Soit, dat gezegd zijnde, het boek is voor de rest wél interessant. Zelfs al in het voorwoord van De Belder en Coninx. Die hebben het over het feit dat Albert I als eerste belze koning zijn eed aflegde in het Frans en het Nederlands (in die volgorde uiteraard), waarop gejuich opsteeg uit Vlaamse rangen (een kinderhand is snel gevuld, al volgde er meteen een ‘open brief’ met een aantal verdere wensen) en boegeroep uit Franstalige: “Er kwam echter fel verzet vanuit Wallonië en vanuit franskiljonse kringen. Op die basis schreef de Waalse politicus Jules Destrée (1863-1936) eveneens een ‘open brief’ aan de vorst. De tegenstellingen in het land lagen daarmee open en bloot en dat stemde Albert I bijzonder zorgelijk. Hij raakte ervan overtuigd dat het ongenoegen van de francofonen in het land een groot gevaar kon betekenen en dat hij er alle belang bij had om deze middens te vriend te houden. Niet in de laatste plaats keek hij daarbij naar het officierenkorps dat hij zag als de voornaamste steunpilaar onder de monarchie en de geografische integriteit van België. Toen de oorlog uitbrak in augustus 1914, werd het officierenkorps nog véél belangrijker voor hem. De vorst zorgde er daarnaast voor dat de regering werd uitgebreid en aangevuld met ministers die een resoluut anti-Vlaamse houding aannamen. Hij besefte maar al te goed dat de taalkundige diversiteit van zijn land de oorlogvoerende grootmachten kansen bood op het behalen van strategische winst in deze allesvernietigende oorlog. Dat werd des te duidelijker naarmate de oorlog bleef duren.” Alleen niet voor de Vlamingen aan het front, kennelijk. Die hadden niét door dat de belze koning niet aan hun kant stond (ja, je kan dus hele dagen beschoten worden en tóch naïef blijven): “De talrijke jonge Vlaamsgezinden die soldaat waren geworden, vonden dat ze niet langer konden blijven zwijgen. Zij overlegden en vormden een uitgebreid netwerk: de Frontbeweging. Zij stuurden de vorst op 11 juli 1917 een nieuwe ‘open brief’. Deze tekst was het begin van een resem belangrijke brieven en pamfletten die de verzamelnaam Open Frontbrieven hebben gekregen. Zij zijn van cruciaal belang om de ontwikkeling van de Vlaamse beweging te begrijpen. Hun historisch belang is dus zeer groot.” Waarmee ook u, beste lezer, die nog nooit van die Open Frontbrieven zou gehoord hebben, nu weet waarom die een boek waard zijn.
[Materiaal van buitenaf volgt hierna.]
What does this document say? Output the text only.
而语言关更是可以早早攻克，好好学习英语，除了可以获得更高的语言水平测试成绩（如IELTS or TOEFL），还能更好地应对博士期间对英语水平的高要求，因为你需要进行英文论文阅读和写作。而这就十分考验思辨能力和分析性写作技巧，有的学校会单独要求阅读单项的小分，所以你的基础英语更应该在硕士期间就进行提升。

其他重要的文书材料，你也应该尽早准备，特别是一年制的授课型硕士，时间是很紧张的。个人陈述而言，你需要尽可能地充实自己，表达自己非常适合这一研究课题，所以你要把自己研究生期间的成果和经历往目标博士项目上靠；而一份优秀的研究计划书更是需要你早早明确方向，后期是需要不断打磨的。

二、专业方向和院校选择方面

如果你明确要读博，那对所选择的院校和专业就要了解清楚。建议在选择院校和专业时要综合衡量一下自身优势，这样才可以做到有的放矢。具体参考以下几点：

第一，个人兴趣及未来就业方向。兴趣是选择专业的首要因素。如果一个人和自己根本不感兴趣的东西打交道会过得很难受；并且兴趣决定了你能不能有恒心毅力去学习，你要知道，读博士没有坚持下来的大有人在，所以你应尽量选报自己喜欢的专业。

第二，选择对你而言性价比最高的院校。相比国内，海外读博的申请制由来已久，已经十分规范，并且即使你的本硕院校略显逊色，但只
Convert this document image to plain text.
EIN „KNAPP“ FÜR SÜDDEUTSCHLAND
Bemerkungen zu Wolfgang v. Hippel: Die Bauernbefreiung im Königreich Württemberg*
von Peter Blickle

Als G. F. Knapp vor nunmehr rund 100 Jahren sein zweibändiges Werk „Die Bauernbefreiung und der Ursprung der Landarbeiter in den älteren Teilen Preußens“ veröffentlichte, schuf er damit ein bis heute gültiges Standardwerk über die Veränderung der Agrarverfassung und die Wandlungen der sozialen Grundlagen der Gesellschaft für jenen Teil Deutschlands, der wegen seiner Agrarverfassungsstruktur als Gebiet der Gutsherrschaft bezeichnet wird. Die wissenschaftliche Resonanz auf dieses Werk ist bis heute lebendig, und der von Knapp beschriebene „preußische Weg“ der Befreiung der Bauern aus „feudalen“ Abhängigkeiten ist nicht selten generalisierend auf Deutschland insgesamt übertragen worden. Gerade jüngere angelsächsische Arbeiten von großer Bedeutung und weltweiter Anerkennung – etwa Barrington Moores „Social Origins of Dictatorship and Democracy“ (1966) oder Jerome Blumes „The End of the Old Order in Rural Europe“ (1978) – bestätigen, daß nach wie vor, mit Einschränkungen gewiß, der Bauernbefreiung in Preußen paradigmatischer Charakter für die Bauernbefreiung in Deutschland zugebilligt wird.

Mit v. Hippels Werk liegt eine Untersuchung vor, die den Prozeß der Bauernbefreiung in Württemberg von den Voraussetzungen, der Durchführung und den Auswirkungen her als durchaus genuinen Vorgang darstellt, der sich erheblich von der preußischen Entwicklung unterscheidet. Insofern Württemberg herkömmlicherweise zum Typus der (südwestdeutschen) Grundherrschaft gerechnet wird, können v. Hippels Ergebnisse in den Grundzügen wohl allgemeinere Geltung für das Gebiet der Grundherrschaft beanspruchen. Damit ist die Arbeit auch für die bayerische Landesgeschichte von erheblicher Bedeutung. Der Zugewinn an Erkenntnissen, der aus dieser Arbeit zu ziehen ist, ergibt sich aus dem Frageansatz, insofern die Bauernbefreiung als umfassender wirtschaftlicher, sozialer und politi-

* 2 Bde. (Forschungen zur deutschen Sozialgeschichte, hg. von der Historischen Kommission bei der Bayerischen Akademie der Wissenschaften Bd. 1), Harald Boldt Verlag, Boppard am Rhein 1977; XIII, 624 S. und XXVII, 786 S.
Een boek, trouwens, dat bijna zonder taalfouten tot bij de lezer geraakt is, al slaat de stelling van Raf Praet dat “de Open Frontbrieven uitgegeven [werden] door een clandestiene beweging die er desalniettemin wel in sloeg contacten te onderhouden met de hoogste echelons van de Belgische staat en de legerleiding” natuurlijk nergens op. Maar da’s een detail. Het “wat voorafging” door Luc Vandeweyer (en een klein deeltje door Raf Praet) in de hoofdstukken Deel 1. Koning Albert I en het groeiend ongenoegen in het land en Deel II. “Onze verbasterde, abnormale Belgen” – De Vlaamse Katholieken groeperen zich. 1914-1916 is buitengewoon interessant en maakt duidelijk dat de Vlaamsgezindheid niet aan het front ontstond, maar daar wegens de omstandigheden wel intenser werd (en dat die Vlaamsgezindheid inderdaad katholiek van inslag was, terwijl de socialisten, toch de mensen die “het volk” daar eens zouden gaan van zijn ketens bevrijden, onder leiding van Emile Vandervelde, samen met de liberale elite enorm gekant waren tegen “de vernederlandsing” van Vlaanderen). Én dat dingen die niets met elkaar lijken te maken te hebben wel degelijk grote gevolgen kunnen hebben: de overgang van de loting van soldaten (zie onder andere De loteling van Hendrik Conscience) naar een systeem van “één zoon soldaat per gezin” op het aantal studerende Vlamingen, bijvoorbeeld, en dat dan weer op het verzet tegen taalkundige onderdrukking aan het front. Na nog enige uitleg over de organisatie van dat verzet aan dat front en vooral in de “kantonnementszone” daar achter, krijgt de lezer dan vanaf pagina 81 de al dan niet “canonieke” (en de ene keer al wat meer “Open” dan de andere keer) Frontbrieven voorgeschoteld. Telkens voorzien van een korte inleiding, met de Frontbrief zelf op een grijskleurige bladzijde gedrukt, maar helaas ook voorzien van alineatekens en dergelijke meer. Niet bevorderlijk voor de leesbaarheid, maar leesbaarheid is nu eenmaal geen vereiste voor wetenschappelijke uitgaves, zullen we maar denken.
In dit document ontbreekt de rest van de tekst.